Ни по своему общественному положению, ни по своему имущественному цензу он не представлял завидной партии для красивой дочери всеми в городе уважаемого ювелира — художника Д. Отец с юмором рассказывал, как дед, эстет, шокированный рваными калошами его, старался скрыть их от своих дочерей, покрывая их чем — либо. Очевидно, мать руководилась иными соображениями. Ее не пугала тяжелая трудовая жизнь, разделенная с любимым человеком. И действительно, жизнь сложилась тяжелая. Семья росла, расходы увеличивались, отец не покладая рук работал, а матери приходилось экономить до скупости. Брать ли у водовоза лишнюю пару ведер воды, что составляло расход в копейку или две, было предметом особого размышления. Нас, з- детей, это, впрочем, мало касалось. Мы были, как я уже сказал, обуты, одеты, сыты и жили своей особой жизнью. У нас были свои радости и печали, впрочем тесно связанные со всем укладом общей жизни. Отец не останавливался ни перед какими затруднениями, чтобы дать своим детям тщательное образование. Было у нас и старенькое фортепиано никому не известной фирмы Гринель, и старший брат недурно уже играл, руководимый отцом, который сам очень мало учился. Только благодаря настойчивости отца и особенному чутью его, двое из нас, самый старший и самый младший, были направлены по этому пути. Стоит вспомнить семидесятые годы, небольшой провинциальный город, необычность музыкальной карьеры вообще, и в частности в нашей семье, чтобы представить себе, какую железную энергию должен был проявить отец, чтобы отстоять свое намерение перед вмешательством родственников, особенно женской половины. Дело в том, что в середине прошлого столетия, взгляд на музыкантов был определенно отрицательный. […][105] в семидесятых и восьмидесятых годах в маленьком провинциальном городе на карьеру музыканта весьма и весьма косились. Наезжих настоящих музыкантов было очень мало, и все представление с музыкантах сводилось или к играющим на свадьбах клейзмерам, или к тем учителям музыки, которые влачили действительно жалкое существование. У одного из таких учителей, старика Люмбе, напоминавшего Лемма из “Дворянского гнезда”[106], учился мой отец. Двух других учителей я помню хорошо: один был швейцарец Имс, который занимался также с моим старшим братом; другой — итальянский еврей Михалини, великолепный артист на семиструнной гитаре.

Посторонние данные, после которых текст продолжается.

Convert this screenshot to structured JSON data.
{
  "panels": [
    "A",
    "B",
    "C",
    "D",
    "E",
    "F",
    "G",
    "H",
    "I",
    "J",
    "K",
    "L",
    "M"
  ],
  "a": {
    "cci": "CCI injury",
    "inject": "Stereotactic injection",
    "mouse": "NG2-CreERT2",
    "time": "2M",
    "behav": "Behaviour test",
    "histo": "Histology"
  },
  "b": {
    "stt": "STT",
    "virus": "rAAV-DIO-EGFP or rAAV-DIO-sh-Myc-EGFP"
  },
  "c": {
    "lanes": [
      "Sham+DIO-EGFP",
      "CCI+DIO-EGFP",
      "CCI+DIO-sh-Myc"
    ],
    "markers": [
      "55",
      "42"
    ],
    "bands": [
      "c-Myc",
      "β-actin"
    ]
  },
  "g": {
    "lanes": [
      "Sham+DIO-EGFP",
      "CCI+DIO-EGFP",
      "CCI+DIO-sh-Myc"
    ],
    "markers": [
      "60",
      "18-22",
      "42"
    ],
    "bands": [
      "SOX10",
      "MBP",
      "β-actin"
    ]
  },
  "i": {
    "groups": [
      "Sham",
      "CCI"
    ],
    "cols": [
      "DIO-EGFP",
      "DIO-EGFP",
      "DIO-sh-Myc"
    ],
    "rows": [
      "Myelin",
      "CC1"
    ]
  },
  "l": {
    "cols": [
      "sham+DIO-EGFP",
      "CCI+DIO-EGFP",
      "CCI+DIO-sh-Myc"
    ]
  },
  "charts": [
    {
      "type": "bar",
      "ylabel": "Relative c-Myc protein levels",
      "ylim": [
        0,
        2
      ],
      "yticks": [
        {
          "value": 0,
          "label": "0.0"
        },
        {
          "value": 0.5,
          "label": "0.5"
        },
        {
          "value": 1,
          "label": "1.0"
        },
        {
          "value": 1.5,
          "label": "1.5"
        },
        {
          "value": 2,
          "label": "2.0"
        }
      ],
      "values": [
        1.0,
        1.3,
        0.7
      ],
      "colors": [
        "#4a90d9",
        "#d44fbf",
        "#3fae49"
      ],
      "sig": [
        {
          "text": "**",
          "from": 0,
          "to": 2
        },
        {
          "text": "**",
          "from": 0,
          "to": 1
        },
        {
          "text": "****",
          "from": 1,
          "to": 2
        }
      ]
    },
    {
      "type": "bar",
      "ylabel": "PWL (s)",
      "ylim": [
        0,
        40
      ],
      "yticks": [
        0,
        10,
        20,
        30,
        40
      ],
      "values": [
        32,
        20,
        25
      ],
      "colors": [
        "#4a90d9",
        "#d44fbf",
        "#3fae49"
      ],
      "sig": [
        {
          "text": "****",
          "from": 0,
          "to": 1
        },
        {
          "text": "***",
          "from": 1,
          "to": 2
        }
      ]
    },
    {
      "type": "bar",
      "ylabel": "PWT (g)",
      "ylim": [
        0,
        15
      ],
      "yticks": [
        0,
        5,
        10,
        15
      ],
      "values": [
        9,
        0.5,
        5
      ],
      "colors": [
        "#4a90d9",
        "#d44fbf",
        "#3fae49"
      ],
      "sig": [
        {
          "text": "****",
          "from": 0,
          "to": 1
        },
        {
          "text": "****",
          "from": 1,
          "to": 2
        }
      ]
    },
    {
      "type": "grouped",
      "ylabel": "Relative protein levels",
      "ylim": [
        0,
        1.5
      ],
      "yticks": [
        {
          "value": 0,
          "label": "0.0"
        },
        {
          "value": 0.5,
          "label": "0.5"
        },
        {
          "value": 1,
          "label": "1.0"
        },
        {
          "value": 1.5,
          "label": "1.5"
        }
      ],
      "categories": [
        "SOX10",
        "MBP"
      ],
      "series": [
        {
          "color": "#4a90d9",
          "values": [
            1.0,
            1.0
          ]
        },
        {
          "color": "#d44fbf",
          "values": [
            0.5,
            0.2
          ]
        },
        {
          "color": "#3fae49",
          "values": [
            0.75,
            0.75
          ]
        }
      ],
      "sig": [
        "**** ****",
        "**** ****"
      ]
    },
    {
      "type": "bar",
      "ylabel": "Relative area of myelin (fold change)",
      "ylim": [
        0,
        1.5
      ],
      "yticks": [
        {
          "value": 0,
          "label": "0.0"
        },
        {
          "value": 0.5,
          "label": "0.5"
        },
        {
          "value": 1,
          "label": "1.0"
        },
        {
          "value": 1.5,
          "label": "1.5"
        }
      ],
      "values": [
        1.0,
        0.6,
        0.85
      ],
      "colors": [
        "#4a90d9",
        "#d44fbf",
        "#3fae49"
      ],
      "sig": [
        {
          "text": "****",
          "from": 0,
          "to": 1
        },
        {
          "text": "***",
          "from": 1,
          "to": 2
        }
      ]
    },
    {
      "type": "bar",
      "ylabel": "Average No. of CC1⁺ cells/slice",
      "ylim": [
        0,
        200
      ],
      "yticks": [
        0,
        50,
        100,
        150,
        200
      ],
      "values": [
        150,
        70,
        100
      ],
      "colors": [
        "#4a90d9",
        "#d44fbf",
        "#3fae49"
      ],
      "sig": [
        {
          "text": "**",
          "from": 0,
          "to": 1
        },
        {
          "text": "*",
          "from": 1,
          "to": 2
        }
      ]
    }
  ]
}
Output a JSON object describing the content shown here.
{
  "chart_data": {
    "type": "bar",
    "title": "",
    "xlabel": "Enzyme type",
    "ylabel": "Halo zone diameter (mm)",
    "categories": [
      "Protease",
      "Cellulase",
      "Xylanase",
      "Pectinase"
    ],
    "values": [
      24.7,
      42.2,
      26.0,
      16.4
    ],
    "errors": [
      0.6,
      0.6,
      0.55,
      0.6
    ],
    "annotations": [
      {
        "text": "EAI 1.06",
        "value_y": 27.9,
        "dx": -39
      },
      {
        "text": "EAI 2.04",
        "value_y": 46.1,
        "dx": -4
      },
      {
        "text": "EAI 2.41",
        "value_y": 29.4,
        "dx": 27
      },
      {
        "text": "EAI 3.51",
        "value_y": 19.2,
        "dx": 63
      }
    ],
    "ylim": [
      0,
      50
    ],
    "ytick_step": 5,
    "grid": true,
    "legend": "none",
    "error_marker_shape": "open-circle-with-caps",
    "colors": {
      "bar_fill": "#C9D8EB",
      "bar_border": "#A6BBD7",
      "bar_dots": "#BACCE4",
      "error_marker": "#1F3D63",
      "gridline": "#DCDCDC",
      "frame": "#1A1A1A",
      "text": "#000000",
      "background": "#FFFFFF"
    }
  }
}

Какие побуждения заставляли отца избрать для своего любимца (старшего брата) карьеру музыканта, я не знаю, но полагаю, что здесь значительную роль сыграли побуждения идеального свойства. Сам он, натура в высшей степени одаренная, полная[ый] стремлений к чему — то возвышенному, но в силу житейских обстоятельств принужденный работать в атмосфере глубоко прозаической, всеми фибрами души тянулся к тем неопределенным сладким ощущениям, которые уносили его в другой мир. “Музыка, женщины и цветы — вот наиболее прекрасные создания природы”, — говорил он. Возможно и то, что, угадав несомненное дарование брата и наслышавшись о триумфальном путешествии Рубинштейна, он надеялся и в своем сыне видеть выдающегося артиста. Так или иначе, но он не щадил ни сил, ни средств, чтобы подготовить брата в консерваторию. И если мы кому обязаны тем, что были сразу направлены на верный путь, то это только отцу.